The excitement and joy inside me was beyond description while I waited for her at the bus stop. I didn't have to wait long as a small-sized girl started walking up to me. She was smiling or grinning with joy, breathing or panting excitedly - not saying a word. And before I could finish asking her "Are you Ms Koh...." she had nodded her head a few times. She then said, "Have you been waiting long?"

We decided to head to the Esplanade or Queen Elizabeth Walk.

In 1958, this was a popular park fronting the sea when Marina Bay/South was still a sea. We sat together and talked for a very long time. We also decided that I should tuition her on my NS training days - either Wed or Thurs. I could reach her house after training at about 7.30pm. I would also go to her house on weekends for another session.

Not long after starting, I discovered that she was having difficulty in all subjects...from English to Math. Whenever I asked her, "Do you understand?", she would reply, "A little bit." Despite my fervent tuition, she did not do well in her exams. And so she decided to quit. She then took up a Singer's Embroidery Course. But we kept in touch. It was obvious that her parents liked me and considered me a prospective son-in-law. But they were not happy that I lived in a kampong.

My lady love at the time lived along Upper Bukit Timah, at the residential estate that was converted from some Japanese barracks. She was also against the idea of living in a kampong. Her parents demanded that we shift out after our marriage. But my parents were adamant that we did not.

At one point, she decided to call it quits on our relationship; I felt badly hurt. This was my second emotional turmoil.

I wrote her a long letter in English, telling her how I felt about being turned away from someone I loved. I wondered if she understood fully.
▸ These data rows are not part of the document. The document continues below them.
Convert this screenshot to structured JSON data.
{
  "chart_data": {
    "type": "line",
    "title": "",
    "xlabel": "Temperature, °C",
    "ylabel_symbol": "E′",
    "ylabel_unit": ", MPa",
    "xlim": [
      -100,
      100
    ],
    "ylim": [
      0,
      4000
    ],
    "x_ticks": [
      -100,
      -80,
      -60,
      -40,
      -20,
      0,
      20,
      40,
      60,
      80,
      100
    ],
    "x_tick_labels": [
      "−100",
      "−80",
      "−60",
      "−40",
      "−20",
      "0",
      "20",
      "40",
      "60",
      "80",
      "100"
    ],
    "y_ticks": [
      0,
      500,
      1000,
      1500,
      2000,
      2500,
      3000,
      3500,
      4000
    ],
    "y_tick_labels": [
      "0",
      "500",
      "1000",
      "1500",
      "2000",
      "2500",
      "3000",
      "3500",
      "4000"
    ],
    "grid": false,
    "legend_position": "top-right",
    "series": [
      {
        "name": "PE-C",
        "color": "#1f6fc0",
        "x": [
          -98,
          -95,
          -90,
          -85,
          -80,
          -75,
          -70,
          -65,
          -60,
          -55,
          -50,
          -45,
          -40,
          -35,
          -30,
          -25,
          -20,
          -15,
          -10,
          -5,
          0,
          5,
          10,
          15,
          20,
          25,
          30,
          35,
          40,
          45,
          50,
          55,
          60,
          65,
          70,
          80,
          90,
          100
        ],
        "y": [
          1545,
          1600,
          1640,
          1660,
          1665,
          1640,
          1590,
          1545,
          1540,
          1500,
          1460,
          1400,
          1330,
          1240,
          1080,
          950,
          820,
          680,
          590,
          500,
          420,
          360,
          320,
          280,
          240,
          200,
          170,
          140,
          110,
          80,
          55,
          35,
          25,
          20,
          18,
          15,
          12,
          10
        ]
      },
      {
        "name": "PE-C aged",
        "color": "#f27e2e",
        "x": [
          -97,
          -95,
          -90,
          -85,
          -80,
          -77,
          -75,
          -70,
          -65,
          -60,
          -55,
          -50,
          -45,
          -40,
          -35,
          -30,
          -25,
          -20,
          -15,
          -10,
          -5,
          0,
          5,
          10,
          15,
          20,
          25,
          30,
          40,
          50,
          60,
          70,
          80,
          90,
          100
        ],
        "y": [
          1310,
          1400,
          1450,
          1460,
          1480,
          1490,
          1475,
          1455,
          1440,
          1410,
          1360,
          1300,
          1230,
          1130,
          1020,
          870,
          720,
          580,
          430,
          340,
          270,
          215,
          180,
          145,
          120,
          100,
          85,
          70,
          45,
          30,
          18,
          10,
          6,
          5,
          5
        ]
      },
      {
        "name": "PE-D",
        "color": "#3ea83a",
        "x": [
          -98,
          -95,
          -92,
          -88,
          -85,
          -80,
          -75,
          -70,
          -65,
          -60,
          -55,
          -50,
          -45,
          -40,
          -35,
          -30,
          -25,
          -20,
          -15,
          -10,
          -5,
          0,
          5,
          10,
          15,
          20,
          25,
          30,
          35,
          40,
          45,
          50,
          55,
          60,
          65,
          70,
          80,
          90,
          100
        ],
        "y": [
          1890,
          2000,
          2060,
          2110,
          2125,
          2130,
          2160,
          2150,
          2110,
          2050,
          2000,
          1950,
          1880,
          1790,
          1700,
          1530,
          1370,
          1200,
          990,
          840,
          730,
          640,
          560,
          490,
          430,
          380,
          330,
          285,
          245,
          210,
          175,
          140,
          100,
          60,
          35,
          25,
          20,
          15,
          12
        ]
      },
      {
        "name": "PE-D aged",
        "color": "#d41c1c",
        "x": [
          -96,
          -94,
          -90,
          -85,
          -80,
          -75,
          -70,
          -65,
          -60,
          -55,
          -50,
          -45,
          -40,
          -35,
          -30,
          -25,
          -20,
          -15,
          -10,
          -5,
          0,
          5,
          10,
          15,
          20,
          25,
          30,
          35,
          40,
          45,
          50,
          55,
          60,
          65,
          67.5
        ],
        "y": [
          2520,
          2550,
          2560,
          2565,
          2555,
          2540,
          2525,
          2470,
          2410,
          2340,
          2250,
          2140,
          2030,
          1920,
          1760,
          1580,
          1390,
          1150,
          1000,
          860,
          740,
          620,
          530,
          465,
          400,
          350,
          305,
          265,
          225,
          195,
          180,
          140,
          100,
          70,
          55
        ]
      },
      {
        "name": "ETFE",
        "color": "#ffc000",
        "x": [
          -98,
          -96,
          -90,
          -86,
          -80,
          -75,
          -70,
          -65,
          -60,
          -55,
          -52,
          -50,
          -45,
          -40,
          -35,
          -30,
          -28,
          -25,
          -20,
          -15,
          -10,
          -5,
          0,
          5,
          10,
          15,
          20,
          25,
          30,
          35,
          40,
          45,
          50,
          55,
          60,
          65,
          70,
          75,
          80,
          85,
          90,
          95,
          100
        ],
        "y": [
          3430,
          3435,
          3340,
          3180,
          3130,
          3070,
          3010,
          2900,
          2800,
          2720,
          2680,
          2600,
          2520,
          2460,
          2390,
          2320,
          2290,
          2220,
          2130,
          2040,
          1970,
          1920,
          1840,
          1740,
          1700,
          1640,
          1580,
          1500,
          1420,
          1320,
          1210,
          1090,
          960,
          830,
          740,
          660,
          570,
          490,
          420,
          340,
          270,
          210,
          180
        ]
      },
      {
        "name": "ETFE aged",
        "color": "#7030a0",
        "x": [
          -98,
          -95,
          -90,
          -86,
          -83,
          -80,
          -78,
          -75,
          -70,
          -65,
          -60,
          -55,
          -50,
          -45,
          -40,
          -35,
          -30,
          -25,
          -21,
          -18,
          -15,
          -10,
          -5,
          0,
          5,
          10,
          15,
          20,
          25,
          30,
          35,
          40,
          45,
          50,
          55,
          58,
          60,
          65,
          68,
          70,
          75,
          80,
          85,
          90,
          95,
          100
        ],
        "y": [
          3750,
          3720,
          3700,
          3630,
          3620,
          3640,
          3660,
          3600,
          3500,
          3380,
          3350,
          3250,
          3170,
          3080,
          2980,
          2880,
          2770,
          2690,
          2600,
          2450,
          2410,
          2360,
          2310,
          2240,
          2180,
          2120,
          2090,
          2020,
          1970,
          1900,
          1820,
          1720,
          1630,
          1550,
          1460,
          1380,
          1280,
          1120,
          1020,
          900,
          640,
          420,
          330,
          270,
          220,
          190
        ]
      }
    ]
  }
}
But there was some light. Both of our parents came to some compromise. Earlier, her mother and sister had come to meet with my parents at my house. They agreed that though we would not move out, we would stay in a separate house. Our kampong estate was six acres large with coconut and fruit trees and some vegetable plots. A house with a tile-sheet roof was spruced up and converted into a bedroom at one end, a sitting room in the middle and a kitchen at the other end. When all were ready, we got married on 26th December 1960.